Opinión

El juego

TRIBUNA

Jesús Carasa Moreno | Viernes 12 de mayo de 2023

En La Biblia encontramos, en forma de fábula, algunos pasajes sorprendentemente premonitorios y otros altamente inquietantes sobre la naturaleza del ser humano.

Uno de los más reveladores y profundos es el relato de la expulsión del Paraíso. Dios había situado, en él, a su criatura, hombre y mujer, a salvo de peligros y circunstancias que enturbiasen su felicidad. Todos sus problemas vitales estaban solucionados.

Pero, el hombre desobedeció la única condición que Dios le había impuesto para el disfrute de esta situación. Y aunque advertido de las penalidades que su decisión le iba a acarrear, eligió, increíblemente, lo malo por conocer a lo bueno conocido. Prefirió que su vida fuera una continua sorpresa regida por el azar.

Y más sorprendente todavía. El ser humano, empecinado en el error y penosamente contradictorio en su esencia, dedica todas sus energías, desde el momento mismo de la legendaria expulsión del Paraíso, a reconquistar, con su esfuerzo, las condiciones que tenía en él y despreció: Alargar su vida, eludir la enfermedad, aliviar el trabajo y controlar la zozobra que le causa el azar.

El azar, ese imponderable que juega con el ser humano haciéndole malgastar los esfuerzos que dedica a enderezar lo que le tuerce. La buena o mala suerte que altera, continuamente, sus propósitos mejor elaborados. Sin embargo, su fatal atracción por el riesgo, le lleva a escrutar y tratar de dominar esas fuerzas que, a veces, le vapulean.

Y hasta, en su inconsciencia, ha creado fórmulas o “juegos” en los que participa creyéndose favorecido por la fortuna o cargado de la astucia necesaria como para poder prescindir de ella o ponerla de su parte. Y arriesga, en ellos. A veces cantidades de dinero superfluo que ponen ese tirón de emoción en el pasatiempo, pero otras se ve arrastrado por ese torbellino inexplicable que le lleva a poner en riesgo cantidades vitales.

Y los resultados negativos no le sirven de lección que le disuadan de participar sino para afirmarse en la convicción de que “la próxima vez” será diferente. Y así, más y más veces, hasta la destrucción total de la vida habitual del jugador… y de su familia.

Podemos abrir un paréntesis desde aquella escena de juego, relatada en Los Evangelios, en la que los soldados que ejecutaron la crucifixión de Jesús se jugaron, a los dados, su túnica y cerrar con el eslogan que oimos por la tele, que tiene detrás, nada menos, organizaciones empresariales montadas sobre el juego como materia prima: “Sin diversión no hay juego”.

Y ahí estamos todos.

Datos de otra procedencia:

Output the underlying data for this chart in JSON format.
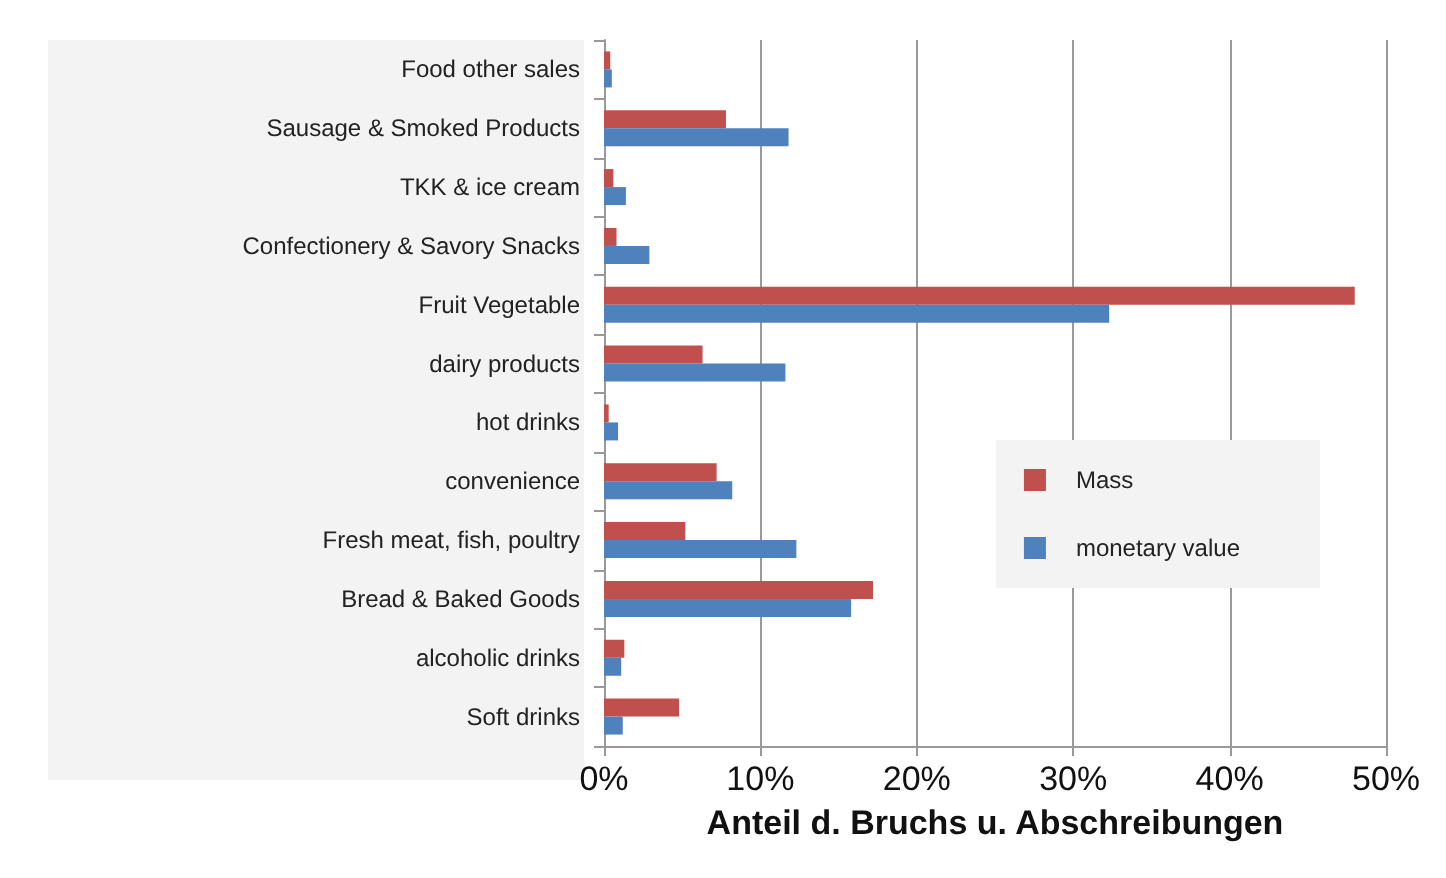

No solo esos locos “enganchados”. No podemos conformarnos con la idea de que el juego sea solo la afición o dedicación de personas débiles o de hábitos rayanos en la delincuencia, sino que tenemos, todos, a nuestro alcance “garitos” como los “tragaperras”, casinos, bingos, loterías, Apuestas… y mucho más.

Mucho más todavía, pues cantidades ingentes de dinero formadas por la acumulación de los ahorros, de honestas familias, con destino a su vejez o al bienestar de sus hijos, se apuestan, continuamente, en los insondables casinos que son Las Bolsas, Los Mercados, en los que se puja por valores de empresas en funcionamiento, de metales, combustibles, etc..

O en las partidas individuales que jugamos con los bancos al suscribir una hipoteca, apostando a que seguiremos cobrando el sueldo habitual y a que las posibles subidas de intereses no nos pongan en riesgo de no poder pagarla y nos haga perder el inmueble que compramos.

Y es que el mal es de naturaleza: Acordaos de la considerada primera gran burbuja documentada, “La crisis de los tulipanes”, que arruinó, en la primera mitad del siglo XVII, especulando con flores, si con FLORES, a gran parte de la burguesía de los Países Bajos y que algunos “remiten a ese ejemplo para advertir sobre los peligros del bitcoin, la criptomoneda que más ha crecido en todo el mundo”.